Jean-Pierre Améris, qui nous avait laissé sur la note burlesque des Emotifs anonymes, revient avec un projet d’une toute autre ampleur : l’adaptation du foisonnant roman de Victor Hugo, L’homme qui rit, caractérisé par ses propos politiques, poétiques et sociologiques, ainsi que pour ses nombreuses digressions. Il s'agit en l’occurrence ici d'une adaptation atemporelle et d'une grande beauté formelle, resserrée autour du personnage de Gwynplaine, et où se mêlent histoire d'amour déchirante, destin tragique et thématiques politiques d'une extrême actualité.

On retrouve notamment au cœur du film l’un des sujets de prédilection du cinéaste, à savoir la question de la différence et la manière dont chacun la gère. Gwynplaine est la risée de tous à cause de sa cicatrice mais finit par trouver sa place dans le monde du théâtre. Au contraire, la cécité de Déa devient comme une bénédiction. Incapable de voir le visage ravagé de Gwynplaine, elle ne s’intéresse qu’à sa personnalité et l’aime d’un amour pur et entier. On sent chez Jean-Pierre Améris, comme sous la plume de Hugo, la volonté d’opposer l’aveugle capable de voir la vraie beauté (celle de l’âme) et les voyants qui ne s’attachent qu’aux apparences. Le personnage de la duchesse est ainsi comme le double négatif des deux personnages : sa beauté dissimule sa noirceur d’âme et ses yeux l’empêchent de percevoir la véritable nature de Gwynplaine.

Toute l’intrigue est d’ailleurs bâtie sur cette notion de dualité et de contraires. La vie pauvre et besogneuse de forain est heureuse tandis que l’existence parmi l’aristocratie est pleine de perfidie et de trahison ; les "bas-fonds" où se donne le spectacle de Gwynplaine et Déa transpirent solidarité et bonne humeur alors que le château dont le jeune homme hérite semble l’antichambre de l’enfer ; le marchand ambulant bourru qui recueille Gwynplaine et Déa les traite avec bienveillance et respect tandis que le majordome aux ordres du jeune homme l’envoie à sa perte, etc. Les lieux, les époques et même les personnages se répondent ainsi d’une séquence à une autre pour donner une profondeur accrue au destin cruel des deux jeunes gens, trop purs pour survivre à ce monde de faux-semblants.
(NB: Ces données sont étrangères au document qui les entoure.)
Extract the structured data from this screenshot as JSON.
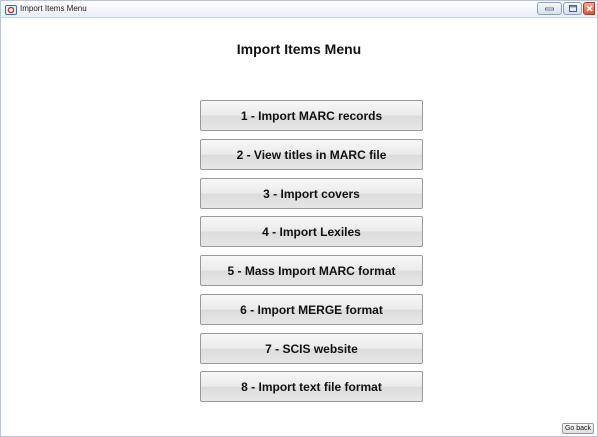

Même s’il place leur histoire d’amour absolu au cœur de son film, Jean-Pierre Améris ne néglige pas pour autant la dimension extrêmement politique du roman de Hugo. On a même parfois l’impression que sa propre voix se mêle à celle du romancier, tant les propos semblent actuels, mais c’est pourtant bien à l’écrivain du XIXe siècle que l’on doit ces discours vibrants sur la corruption à la tête de l’état, l’horreur des inégalités sociales et la fragilité d’un monde fait d’injustice et d’arbitraire. L’apparition de Gwynplaine à la chambre des Lords s’impose ainsi comme l’un des moments forts du film, à la fois dérangeant et édifiant, et d’un lyrisme exacerbé.

Presque trop, peut-être. Entraîné par le romanesque de son intrigue, Jean-Pierre Améris se laisse en effet à plusieurs reprises déborder par un excès de romantisme et de poésie. Le récit traîne alors en longueur et s’enlise dans des circonvolutions empesées. Au final, pourtant, ces quelques passages sont vite effacés par l’impressionnante maîtrise formelle dont fait preuve le cinéaste.

L’esthétique très tranchée du film fait notamment de chaque séquence un univers spécifique à l’identité visuelle propre. Les ambiances se succèdent avec les tonalités chromatiques : tour à tour anxiogènes, horrifiques, joyeuses, éblouissantes, mortifères… L’éclairage semble par moments celui d’une bougie, donnant des tons mordorés et feutrés. Puis dans la scène suivante, on est dans un camaïeu de gris froids et inquiétants.

Tout est d’une grande beauté plastique, quitte à imposer un style très manichéen au film. Sans doute un peu risqué dans l’optique de séduire le grand public, mais il fallait indéniablement cette touche personnelle pour éviter le classicisme d’une adaptation télévisée « à la Josée Dayan » et justifier la dimension extrêmement cinématographique, et donc artistique, du projet.